After completion of the procedure, animals were extubated and transferred to a postoperative care facility for six weeks. At the end of that time, surface electrodes were placed again on animals after they were anesthetized, intubated, and mechanically ventilated, and a follow-up ECG measurement was performed, as described above. At the completion of the study, the animal was euthanized using 80 mg/kg IV pentobarbital.

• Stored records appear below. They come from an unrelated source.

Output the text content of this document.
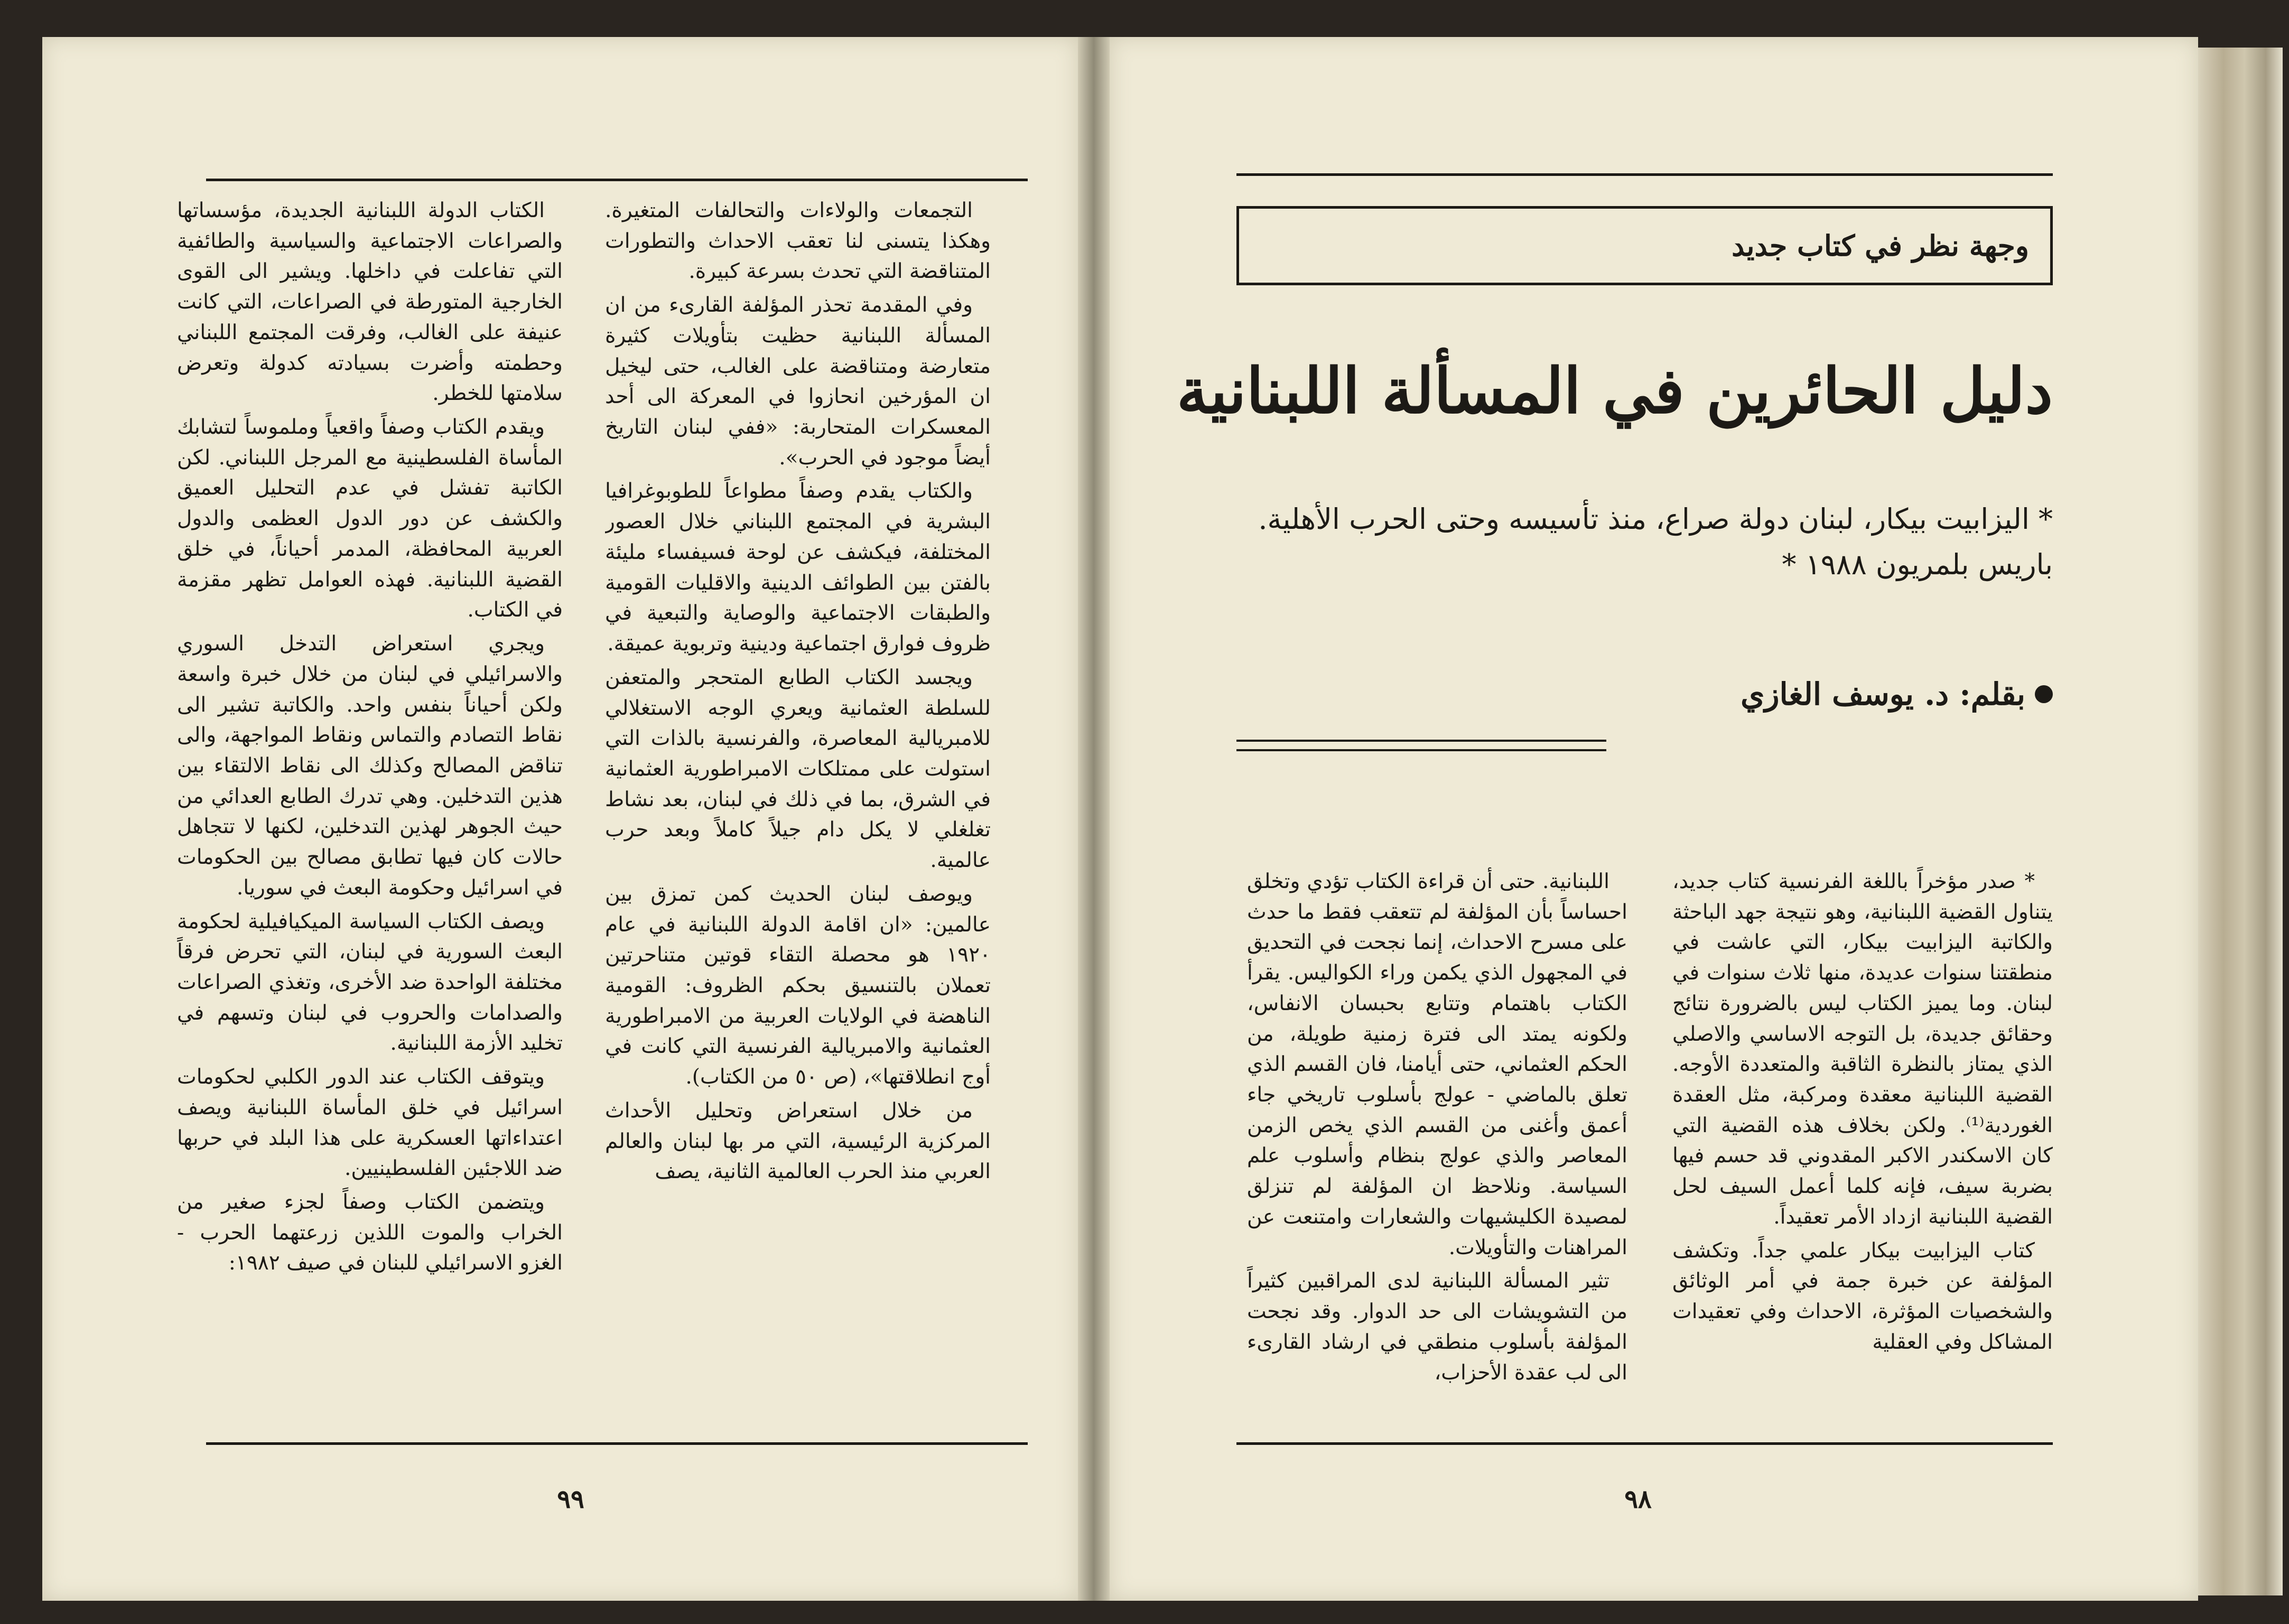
التجمعات والولاءات والتحالفات المتغيرة. وهكذا يتسنى لنا تعقب الاحداث والتطورات المتناقضة التي تحدث بسرعة كبيرة.

وفي المقدمة تحذر المؤلفة القارىء من ان المسألة اللبنانية حظيت بتأويلات كثيرة متعارضة ومتناقضة على الغالب، حتى ليخيل ان المؤرخين انحازوا في المعركة الى أحد المعسكرات المتحاربة: «ففي لبنان التاريخ أيضاً موجود في الحرب».

والكتاب يقدم وصفاً مطواعاً للطوبوغرافيا البشرية في المجتمع اللبناني خلال العصور المختلفة، فيكشف عن لوحة فسيفساء مليئة بالفتن بين الطوائف الدينية والاقليات القومية والطبقات الاجتماعية والوصاية والتبعية في ظروف فوارق اجتماعية ودينية وتربوية عميقة.

ويجسد الكتاب الطابع المتحجر والمتعفن للسلطة العثمانية ويعري الوجه الاستغلالي للامبريالية المعاصرة، والفرنسية بالذات التي استولت على ممتلكات الامبراطورية العثمانية في الشرق، بما في ذلك في لبنان، بعد نشاط تغلغلي لا يكل دام جيلاً كاملاً وبعد حرب عالمية.

ويوصف لبنان الحديث كمن تمزق بين عالمين: «ان اقامة الدولة اللبنانية في عام ١٩٢٠ هو محصلة التقاء قوتين متناحرتين تعملان بالتنسيق بحكم الظروف: القومية الناهضة في الولايات العربية من الامبراطورية العثمانية والامبريالية الفرنسية التي كانت في أوج انطلاقتها»، (ص ٥٠ من الكتاب).

من خلال استعراض وتحليل الأحداث المركزية الرئيسية، التي مر بها لبنان والعالم العربي منذ الحرب العالمية الثانية، يصف

الكتاب الدولة اللبنانية الجديدة، مؤسساتها والصراعات الاجتماعية والسياسية والطائفية التي تفاعلت في داخلها. ويشير الى القوى الخارجية المتورطة في الصراعات، التي كانت عنيفة على الغالب، وفرقت المجتمع اللبناني وحطمته وأضرت بسيادته كدولة وتعرض سلامتها للخطر.

ويقدم الكتاب وصفاً واقعياً وملموساً لتشابك المأساة الفلسطينية مع المرجل اللبناني. لكن الكاتبة تفشل في عدم التحليل العميق والكشف عن دور الدول العظمى والدول العربية المحافظة، المدمر أحياناً، في خلق القضية اللبنانية. فهذه العوامل تظهر مقزمة في الكتاب.

ويجري استعراض التدخل السوري والاسرائيلي في لبنان من خلال خبرة واسعة ولكن أحياناً بنفس واحد. والكاتبة تشير الى نقاط التصادم والتماس ونقاط المواجهة، والى تناقض المصالح وكذلك الى نقاط الالتقاء بين هذين التدخلين. وهي تدرك الطابع العدائي من حيث الجوهر لهذين التدخلين، لكنها لا تتجاهل حالات كان فيها تطابق مصالح بين الحكومات في اسرائيل وحكومة البعث في سوريا.

ويصف الكتاب السياسة الميكيافيلية لحكومة البعث السورية في لبنان، التي تحرض فرقاً مختلفة الواحدة ضد الأخرى، وتغذي الصراعات والصدامات والحروب في لبنان وتسهم في تخليد الأزمة اللبنانية.

ويتوقف الكتاب عند الدور الكلبي لحكومات اسرائيل في خلق المأساة اللبنانية ويصف اعتداءاتها العسكرية على هذا البلد في حربها ضد اللاجئين الفلسطينيين.

ويتضمن الكتاب وصفاً لجزء صغير من الخراب والموت اللذين زرعتهما الحرب - الغزو الاسرائيلي للبنان في صيف ١٩٨٢:

٩٩
وجهة نظر في كتاب جديد
دليل الحائرين في المسألة اللبنانية
* اليزابيت بيكار، لبنان دولة صراع، منذ تأسيسه وحتى الحرب الأهلية. باريس بلمريون ١٩٨٨ *
بقلم: د. يوسف الغازي

* صدر مؤخراً باللغة الفرنسية كتاب جديد، يتناول القضية اللبنانية، وهو نتيجة جهد الباحثة والكاتبة اليزابيت بيكار، التي عاشت في منطقتنا سنوات عديدة، منها ثلاث سنوات في لبنان. وما يميز الكتاب ليس بالضرورة نتائج وحقائق جديدة، بل التوجه الاساسي والاصلي الذي يمتاز بالنظرة الثاقبة والمتعددة الأوجه. القضية اللبنانية معقدة ومركبة، مثل العقدة الغوردية⁽¹⁾. ولكن بخلاف هذه القضية التي كان الاسكندر الاكبر المقدوني قد حسم فيها بضربة سيف، فإنه كلما أعمل السيف لحل القضية اللبنانية ازداد الأمر تعقيداً.

كتاب اليزابيت بيكار علمي جداً. وتكشف المؤلفة عن خبرة جمة في أمر الوثائق والشخصيات المؤثرة، الاحداث وفي تعقيدات المشاكل وفي العقلية

اللبنانية. حتى أن قراءة الكتاب تؤدي وتخلق احساساً بأن المؤلفة لم تتعقب فقط ما حدث على مسرح الاحداث، إنما نجحت في التحديق في المجهول الذي يكمن وراء الكواليس. يقرأ الكتاب باهتمام وتتابع بحبسان الانفاس، ولكونه يمتد الى فترة زمنية طويلة، من الحكم العثماني، حتى أيامنا، فان القسم الذي تعلق بالماضي - عولج بأسلوب تاريخي جاء أعمق وأغنى من القسم الذي يخص الزمن المعاصر والذي عولج بنظام وأسلوب علم السياسة. ونلاحظ ان المؤلفة لم تنزلق لمصيدة الكليشيهات والشعارات وامتنعت عن المراهنات والتأويلات.

تثير المسألة اللبنانية لدى المراقبين كثيراً من التشويشات الى حد الدوار. وقد نجحت المؤلفة بأسلوب منطقي في ارشاد القارىء الى لب عقدة الأحزاب،

٩٨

Data and statistical analysis

For the spontaneously breathing humans, RRs were estimated during the execution of tasks. A cycle-to-cycle comparison of the estimated RR and the expected reference RR was performed during each evaluated intervention. For the mechanically ventilated sheep, RRs were estimated from ECG acquired at baseline, 30 min after coronary artery occlusion (ischemia), and six weeks post-development of chronic MI. The RRs were then compared with the reference ventilator RR at the three-time points in both sham and MI groups defined above. In one sham animal, the ventilator RR was changed according to a predefined pattern of 11 bpm, 10 bpm, 12 bpm, 10 bpm, and then 11 bpm with ~ 2 min of ECG data collected at each RR setting.

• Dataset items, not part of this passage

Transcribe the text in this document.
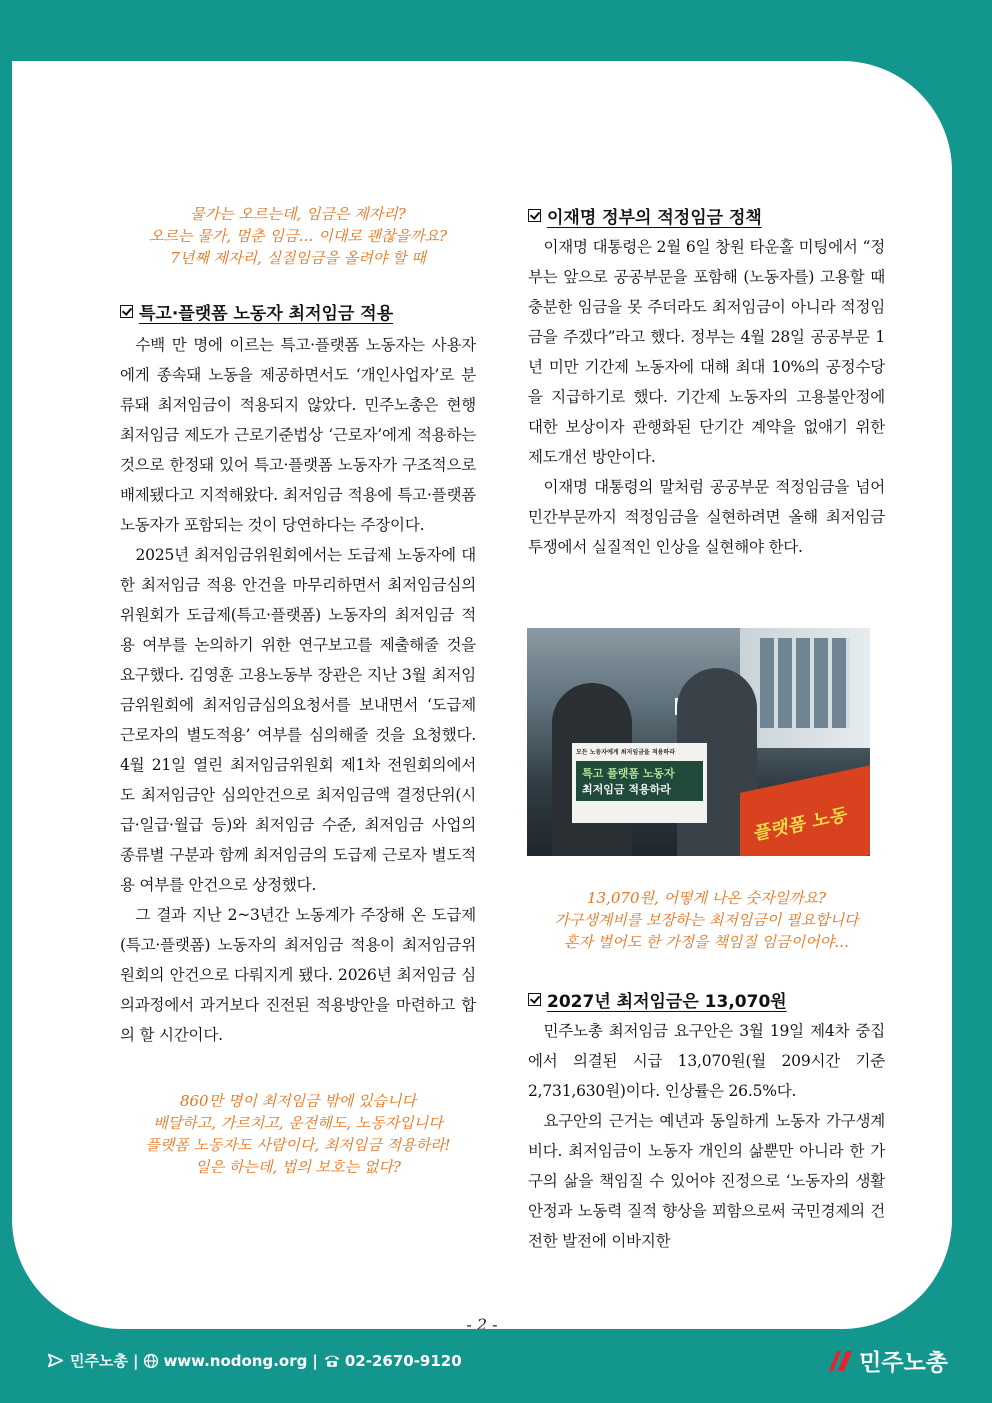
물가는 오르는데, 임금은 제자리?
오르는 물가, 멈춘 임금… 이대로 괜찮을까요?
7년째 제자리, 실질임금을 올려야 할 때
특고·플랫폼 노동자 최저임금 적용

수백 만 명에 이르는 특고·플랫폼 노동자는 사용자에게 종속돼 노동을 제공하면서도 ‘개인사업자’로 분류돼 최저임금이 적용되지 않았다. 민주노총은 현행 최저임금 제도가 근로기준법상 ‘근로자’에게 적용하는 것으로 한정돼 있어 특고·플랫폼 노동자가 구조적으로 배제됐다고 지적해왔다. 최저임금 적용에 특고·플랫폼 노동자가 포함되는 것이 당연하다는 주장이다.

2025년 최저임금위원회에서는 도급제 노동자에 대한 최저임금 적용 안건을 마무리하면서 최저임금심의위원회가 도급제(특고·플랫폼) 노동자의 최저임금 적용 여부를 논의하기 위한 연구보고를 제출해줄 것을 요구했다. 김영훈 고용노동부 장관은 지난 3월 최저임금위원회에 최저임금심의요청서를 보내면서 ‘도급제 근로자의 별도적용’ 여부를 심의해줄 것을 요청했다. 4월 21일 열린 최저임금위원회 제1차 전원회의에서도 최저임금안 심의안건으로 최저임금액 결정단위(시급·일급·월급 등)와 최저임금 수준, 최저임금 사업의 종류별 구분과 함께 최저임금의 도급제 근로자 별도적용 여부를 안건으로 상정했다.

그 결과 지난 2~3년간 노동계가 주장해 온 도급제(특고·플랫폼) 노동자의 최저임금 적용이 최저임금위원회의 안건으로 다뤄지게 됐다. 2026년 최저임금 심의과정에서 과거보다 진전된 적용방안을 마련하고 합의 할 시간이다.

860만 명이 최저임금 밖에 있습니다
배달하고, 가르치고, 운전해도, 노동자입니다
플랫폼 노동자도 사람이다, 최저임금 적용하라!
일은 하는데, 법의 보호는 없다?
이재명 정부의 적정임금 정책

이재명 대통령은 2월 6일 창원 타운홀 미팅에서 “정부는 앞으로 공공부문을 포함해 (노동자를) 고용할 때 충분한 임금을 못 주더라도 최저임금이 아니라 적정임금을 주겠다”라고 했다. 정부는 4월 28일 공공부문 1년 미만 기간제 노동자에 대해 최대 10%의 공정수당을 지급하기로 했다. 기간제 노동자의 고용불안정에 대한 보상이자 관행화된 단기간 계약을 없애기 위한 제도개선 방안이다.

이재명 대통령의 말처럼 공공부문 적정임금을 넘어 민간부문까지 적정임금을 실현하려면 올해 최저임금 투쟁에서 실질적인 인상을 실현해야 한다.

모든 노동자에게 최저임금을 적용하라
특고 플랫폼 노동자
최저임금 적용하라
플랫폼 노동
13,070원, 어떻게 나온 숫자일까요?
가구생계비를 보장하는 최저임금이 필요합니다
혼자 벌어도 한 가정을 책임질 임금이어야…
2027년 최저임금은 13,070원

민주노총 최저임금 요구안은 3월 19일 제4차 중집에서 의결된 시급 13,070원(월 209시간 기준 2,731,630원)이다. 인상률은 26.5%다.

요구안의 근거는 예년과 동일하게 노동자 가구생계비다. 최저임금이 노동자 개인의 삶뿐만 아니라 한 가구의 삶을 책임질 수 있어야 진정으로 ‘노동자의 생활안정과 노동력 질적 향상을 꾀함으로써 국민경제의 건전한 발전에 이바지한

- 2 -
민주노총 | www.nodong.org | 02-2670-9120	민주노총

All categorical data are presented as mean ± standard deviation. The efficacy and precision of the algorithm in estimating RR and distinguishing between different settings were evaluated. The correlation between instantaneous estimated and expected RRs was evaluated using a linear fit model and the absolute and relative error in RR estimation during each subject-task intervention was evaluated. The data are presented as boxplots with median (horizontal solid line), 75–25% percentiles (box), and error bars. A statistical equivalence test was used to determine whether the estimated and expected RR were similar. For this analysis, two one-sided tests (XLSTAT) were employed with a ± 2 bpm threshold chosen for a 90% confidence interval of the significance. For the sheep study, the RR distributions at the different ventilator rates were compared using the non-parametric Wilcoxon rank sum test. A p-value < 0.05 was considered statistically significant. Statistical analysis and data presentation were performed using MATLAB 2020b (MathWorks Inc, Natick, MA) software.